Funny How Time Slips Away

ACL staff members reflect on their first memories of Studio 6A

Lyle Lovett & His Large Band at rehearsal on Monday
Lyle Lovett & His Large Band at rehearsal on Monday (by John Anderson)

Like most patrons of the beloved PBS program, Lyle Lovett first visited Austin City Limits as a fan before making his proper debut with Nanci Griffith in 1984. With that in mind, and in honor of the final taping on the UT campus this past Monday, OTR asked past and present staff to recall their first experiences in Studio 6A.

Scott Newton, Photographer
“The first ACL show I attended was never aired; it was the infamous Kinky Friedman taping from season one in 1975. The taping was considered too raunchy for public airing. I attended the show as an audience member, but I brought my camera and shot a couple of rolls of black-and-white film of the show from my seat. It was a good thing I did because otherwise there would be no images from that particular show at all – the photographer from that year took the negatives with him, and we've never seen those images since. Later, in 1979, I was hired to be the show's photographer, a position I've held ever since.”

Jeff Peterson, Producer
“I was hired by KLRU as an audio engineer on Sonrisas, a dramatic series for kids on PBS, and was asked to work audio on the Tom Waits taping in December of '78. Needless to say, I started plotting to get more involved with ACL. That worked out pretty well.”

Leslie Nichols, Associate Producer
“In 1996, I moved to Austin to begin a new life and a job at KLRU as Production Secretary/Receptionist. Soon after I started, I attended my first ACL taping: The songwriters special with Willie Nelson, Waylon Jennings, Kris Kristofferson, Billy Joe Shaver, and Kimmie Rhodes. Just another day at the office.”

Emily Joyce, Associate Producer/Digital & Interactive Director
“In the fall of 1996, I was on my way to an evening class in UT’s School of Communication when I saw a bunch of people standing on the patio. Turned out it was an ACL taping with Lyle Lovett; somehow I ended up getting inside (and skipping my class). I landed an internship with ACL the following year.”

Maury Sullivan, Senior Vice President of Community Engagement
“The first ACL taping I worked was Phish. What an experience that was. Capacity was larger then and people were dancing so much even the jib bounced.”

April Burcham, Director of Communications
“In 2000, I started at KLRU and walked into the studio for the first time for a double taping with Kelly Willis and John Hiatt.

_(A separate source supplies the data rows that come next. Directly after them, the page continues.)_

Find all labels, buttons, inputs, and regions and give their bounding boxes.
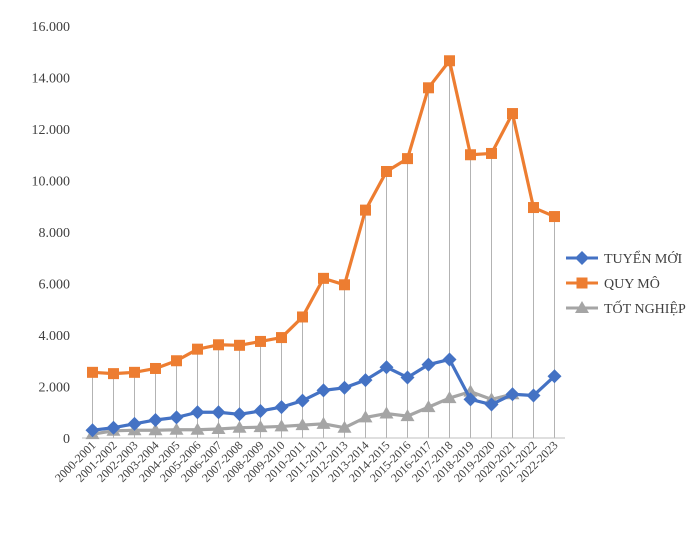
series-2-point: [232, 420, 247, 433]
series-1-point: [171, 355, 182, 367]
series-1-point: [423, 82, 434, 94]
series-0-point: [169, 410, 184, 425]
y-tick-label: 16.000: [32, 20, 71, 35]
series-0-point: [85, 423, 100, 438]
series-2-point: [295, 418, 310, 431]
series-0-point: [316, 383, 331, 398]
series-1-point: [87, 366, 98, 378]
series-0: [85, 352, 562, 438]
series-1-point: [444, 55, 455, 67]
series-2-point: [190, 422, 205, 435]
legend-label: QUY MÔ: [604, 275, 660, 292]
y-tick-label: 2.000: [39, 381, 71, 396]
series-0-point: [526, 388, 541, 403]
series-0-point: [295, 393, 310, 408]
series-1-point: [150, 362, 161, 374]
series-2-point: [337, 420, 352, 433]
series-2-point: [421, 400, 436, 413]
series-1-point: [213, 339, 224, 351]
series-1-point: [507, 108, 518, 120]
series-1-point: [402, 153, 413, 165]
legend-item: TỐT NGHIỆP: [566, 299, 686, 317]
series-0-point: [484, 397, 499, 412]
legend-item: QUY MÔ: [566, 275, 660, 292]
series-0-point: [505, 387, 520, 402]
y-tick-label: 10.000: [32, 175, 71, 190]
legend-label: TUYỂN MỚI: [604, 250, 682, 267]
y-tick-label: 12.000: [32, 123, 71, 138]
series-1-point: [234, 339, 245, 351]
series-1: [87, 55, 560, 380]
series-0-point: [106, 420, 121, 435]
y-tick-label: 0: [63, 432, 70, 447]
series-1-point: [339, 279, 350, 291]
legend-marker: [575, 251, 589, 265]
legend-label: TỐT NGHIỆP: [604, 299, 686, 317]
series-1-point: [465, 149, 476, 161]
series-2-point: [358, 410, 373, 423]
series-1-point: [360, 204, 371, 216]
y-tick-label: 4.000: [39, 329, 71, 344]
series-0-point: [190, 405, 205, 420]
series-0-point: [127, 416, 142, 431]
series-1-point: [276, 332, 287, 344]
series-group: [85, 55, 562, 440]
series-1-point: [129, 366, 140, 378]
y-tick-label: 14.000: [32, 72, 71, 87]
series-2-point: [274, 419, 289, 432]
series-1-point: [381, 165, 392, 177]
series-0-point: [211, 405, 226, 420]
series-2-point: [211, 421, 226, 434]
legend: TUYỂN MỚI QUY MÔ TỐT NGHIỆP: [566, 250, 686, 317]
series-2-point: [169, 422, 184, 435]
axes: 0 2.000 4.000 6.000 8.000 10.000 12.000 14.000 1…: [32, 20, 565, 485]
series-0-point: [463, 392, 478, 407]
series-1-point: [549, 211, 560, 223]
series-2-point: [400, 409, 415, 422]
series-0-point: [421, 357, 436, 372]
series-1-point: [192, 343, 203, 355]
legend-item: TUYỂN MỚI: [566, 250, 682, 267]
series-0-point: [379, 360, 394, 375]
series-0-point: [274, 400, 289, 415]
legend-marker: [575, 301, 589, 313]
series-1-point: [108, 368, 119, 380]
series-1-point: [318, 272, 329, 284]
series-0-point: [547, 369, 562, 384]
drop-lines: [92, 60, 555, 438]
series-0-point: [148, 412, 163, 427]
series-2-point: [148, 423, 163, 436]
series-1-point: [528, 202, 539, 214]
series-1-point: [255, 335, 266, 347]
series-0-point: [358, 373, 373, 388]
legend-marker: [576, 277, 588, 289]
series-1-point: [297, 311, 308, 323]
series-2-point: [379, 406, 394, 419]
series-2-point: [442, 391, 457, 404]
y-tick-label: 8.000: [39, 226, 71, 241]
series-0-point: [442, 352, 457, 367]
series-0-point: [400, 370, 415, 385]
series-2-point: [316, 416, 331, 429]
series-0-point: [337, 380, 352, 395]
series-1-point: [486, 147, 497, 159]
series-0-point: [232, 407, 247, 422]
y-tick-label: 6.000: [39, 278, 71, 293]
series-2-point: [253, 420, 268, 433]
series-0-point: [253, 403, 268, 418]
series-2: [85, 384, 520, 440]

I was struck by the magic of the studio after growing up watching the show on TV with my dad. I see people every week have that same ‘This is it!!’ moment when I give tours of the studio.”

Dick Peterson, retired Executive Producer
“I started to work in 1984 as the Director of the Production Department for KLRU. I was lucky to be the Production Manager for Austin City Limits as part of the job. There were some pretty great artists performing on the ninth and tenth season. Two of the artists that stand out in my early memories were Jerry Lee Lewis and Stevie Ray Vaughan with Double Trouble. Their amazing talent and through-the-roof energy made Studio 6A electric like so many hundreds of other times that were to follow over the years.”

Michael Toland, Assistant Producer/Archivist
“The first taping I attended was Dr. John in 1991, years before it ever occurred to me I might work directly for Austin City Limits. At the end of the show, the good Doctor induced the audience to get up and dance, and, like everyone else, I shook my lily-white groove thang like a fool. Years later, when my soon-to-be wife was explaining how she would record episodes of ACL to prep herself for her move to Austin from San Diego, she played me her favorite episode: Dr. John. It was then I realized I could be seen on camera, demonstrating the stiffest dance moves in ACL history to music that should be able to make a corpse boogie. ‘Umm,’ I reluctantly pointed out, ‘did you know I'm on camera right there?’ She laughed loud and long – really long. So my wife had actually seen her future husband years before we met. Despite my so-called ‘moves,’ she married me anyway.”

David A. Kuipers, Vice President of Engineering
”My first taping, in November of 1982, was Delbert McClinton, who put on a great show, and I just missed BB King by a few days.”

Sharon Cullen, Audio Supervisor
“January 16, 1990. Garth Brooks, before he was GARTH BROOKS. He was a newbie; I was a newbie. He made me feel like I was exactly where I was supposed to be.”

Paul Sweeney, Video Editor
“I started at KLRU as a VT operator in August of 1981. During my first week at work, I got two tickets to an ACL taping featuring the country singer John Anderson. I was not a big fan of his, but I wanted to see what the tapings were like so I attended. To my surprise and delight, Anderson was featuring the great Buddy Emmons on steel guitar that night. This is the one and only time I've ever seen Emmons play, and it was a great experience.”